Both John and Chris have mentioned the new hotness that we’re testing in FC5. I thought that I would add some comments on this:
Some people have characterized this as “Red Hat vs. Novell.” This is the wrong way to frame this. True, Dave at Novell is the one who is largely responsible for the XGL work and the X hackers at Red Hat are some of the primary authors of the aiglx work. However, there’s been a huge number of external contributions to the aiglx work from outside of Red Hat and one of the primary components of aiglx (the pixmap to texture extension) actually comes from the XGL! It’s just where it’s integrated that’s important. At worst, it’s a competition, at best, it’s inadvertent teamwork.
The irony here is that what we’ve done with the aiglx work means that we run on a lot of the open source 3d drivers, but we don’t run on the NVidia binary driver. But NVidia says that they will be adding support for the extension in their next major driver release, which means that the aiglx code will run on a pretty wide variety of cards under Linux. (I don’t know about the ATI folks – they have been mum on the subject.)
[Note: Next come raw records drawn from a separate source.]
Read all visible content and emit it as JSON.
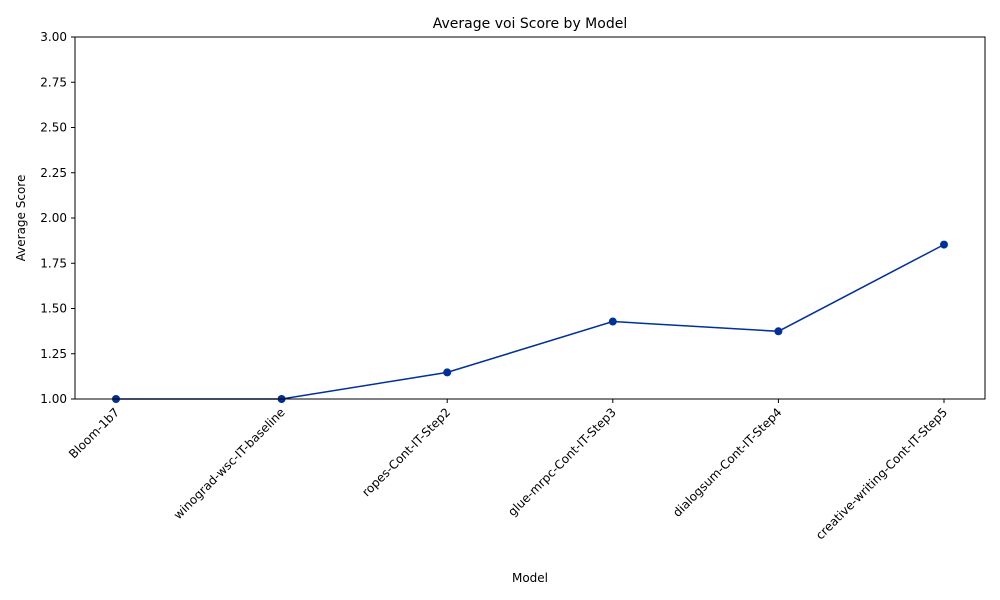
{
  "chart_data": {
    "type": "line",
    "title": "Average voi Score by Model",
    "xlabel": "Model",
    "ylabel": "Average Score",
    "categories": [
      "Bloom-1b7",
      "winograd-wsc-IT-baseline",
      "ropes-Cont-IT-Step2",
      "glue-mrpc-Cont-IT-Step3",
      "dialogsum-Cont-IT-Step4",
      "creative-writing-Cont-IT-Step5"
    ],
    "values": [
      1.0,
      1.0,
      1.147,
      1.428,
      1.374,
      1.853
    ],
    "ylim": [
      1.0,
      3.0
    ],
    "yticks": [
      "1.00",
      "1.25",
      "1.50",
      "1.75",
      "2.00",
      "2.25",
      "2.50",
      "2.75",
      "3.00"
    ],
    "grid": false,
    "line_color": "#00309c",
    "marker": "circle"
  }
}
The important thing to realize about aiglx is that it’s a method to incrementally improve the desktop. If your driver supports it, you turn it on. If you don’t it still works. And it turns out that building a window manager takes years of work. Sure, you can get one that’s working properly in a couple of months but you spend years adding support for all the old strange legacy clients that are out there and adding enough features to make it usable for a wide variety of users. Simply put, it’s easier to add compositing manager capabilities to a working window manager than it is to turn a compositing manager into a working window manager. What I’m really hoping will happen is that we can take all of the really well-polished features that are found in compiz and get them into metacity. Because that’s where the real value is in compiz – not the window management capabilities, but the great 3D effects it has. It would be great if we could get the best of both worlds and deliver a unified solution.